Don’t expect a premium cut anytime soon, FHA head says
The Federal Housing Administration is actively considering cutting the mortgage insurance premium — just don’t expect anything soon, Commissioner Julia Gordon said at the Mortgage Bankers Association annual convention in Nashville on Monday.
“There’s so many different factors we need to consider, and we haven’t yet made that decision of exactly what we’ll do, what magnitude will be, what the composition of it will be” Gordon said. “But directionally, I did want you to know that it is something that we’re thinking about actively, [and] actively analyzing.”
While professing support for an MIP cut, Gordon hinted that one is not imminent.
FHA is part of the federal government and it has to work through an 18-month budgeting cycle. Gordon pointed to the 10 months it took for her to win Senate confirmation as one reason for the delay in considering an MIP cut.
“I am hopeful that we can do something once we have a [fiscal year] ’23 budget,” she commented. “Now, your guess is as good as mine when that will be.”
In the past two months, the MBA and other trade groups sent letters to the Biden Administration and Department of Housing and Urban Development Secretary Marcia Fudge, pressing for a reduction in the MIP.
“MBA appreciates having Commissioner Gordon speak to our members at our Annual Convention,” according to a statement from a spokesperson. “We will continue to call for a reduction in the MIP to provide meaningful relief to FHA-insured borrowers.”
The Community Home Lenders of America also has been advocating for the FHA to act. “CHLA appreciates that a premium cut still seems to be under active consideration — and we renew our call for such action because of the affordability challenges homebuyers face,” Executive Director Scott Olson said in a statement.

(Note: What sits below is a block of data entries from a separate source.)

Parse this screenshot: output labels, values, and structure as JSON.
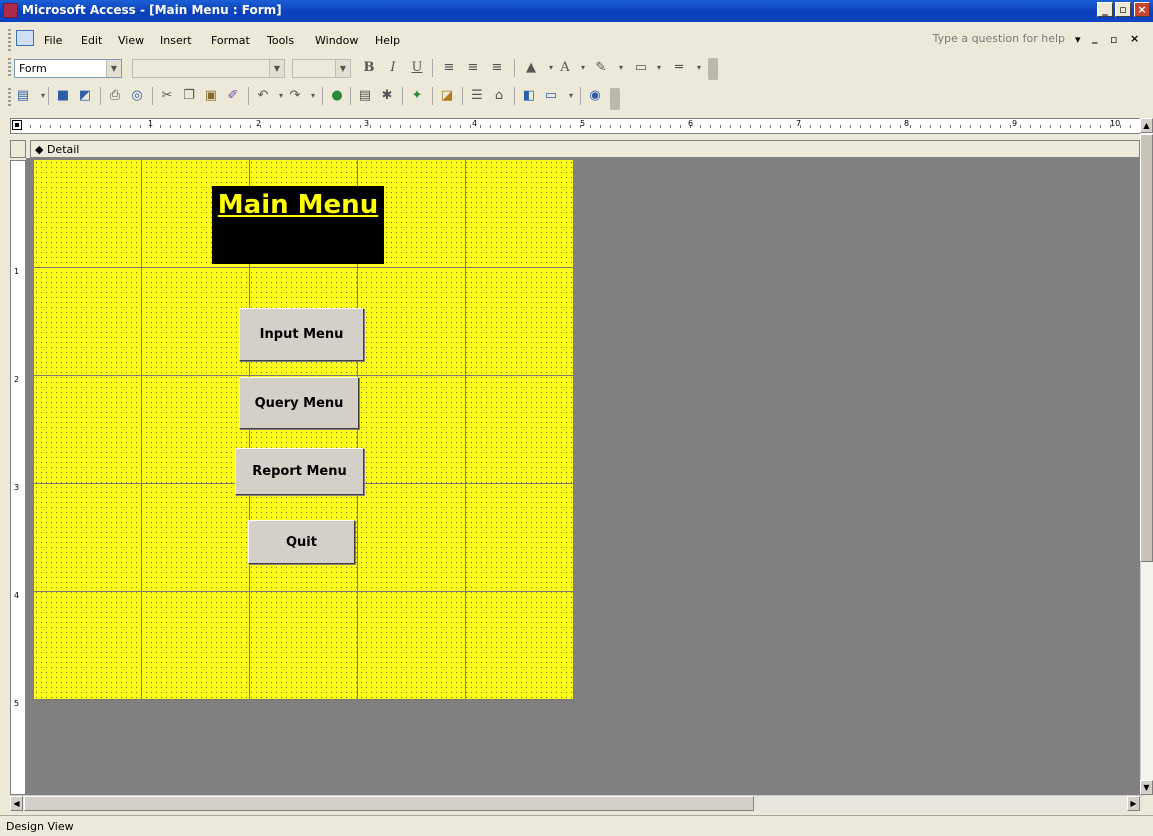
{
  "window": {
    "title": "Microsoft Access - [Main Menu : Form]",
    "controls": [
      "_",
      "▫",
      "×"
    ]
  },
  "menubar": {
    "items": [
      "File",
      "Edit",
      "View",
      "Insert",
      "Format",
      "Tools",
      "Window",
      "Help"
    ],
    "help_placeholder": "Type a question for help",
    "doc_controls": [
      "▾",
      "_",
      "▫",
      "×"
    ]
  },
  "formatting": {
    "object_combo": "Form",
    "font_combo": "",
    "size_combo": "",
    "bold": "B",
    "italic": "I",
    "underline": "U",
    "font_color": "A"
  },
  "ruler": {
    "marks": [
      "1",
      "2",
      "3",
      "4",
      "5",
      "6",
      "7",
      "8",
      "9",
      "10"
    ],
    "vmarks": [
      "1",
      "2",
      "3",
      "4",
      "5"
    ]
  },
  "section": {
    "label": "◆ Detail"
  },
  "form": {
    "back_color": "#ffff1a",
    "title": "Main Menu",
    "buttons": {
      "input": "Input Menu",
      "query": "Query Menu",
      "report": "Report Menu",
      "quit": "Quit"
    }
  },
  "status": {
    "text": "Design View"
  }
}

But Gordon did agree with assessments made by the MBA, CHLA and others that the Mutual Mortgage Insurance Fund is healthy and that FHA has an opportunity to help the housing market.
However, “we can’t make a big difference with rates where they are, literally anything we do is just marginal,” Gordon said. “But we know that we can make a difference and that is something we’re working toward.”
Earlier in her presentation, Gordon said the best way for FHA to address housing affordability is to get the most innovative and creative ideas from the people in the mortgage industry.
The agency is going to put out more proposed rules and requests for information.
It is concerned about how rising rates are affecting affordability for homebuyers. FHA knows that those will have an impact on volume.
“But the area where I think we are most focused is making sure that those rising rates don’t leave us without the tools we need to help the borrowers who still need the help,” said Gordon.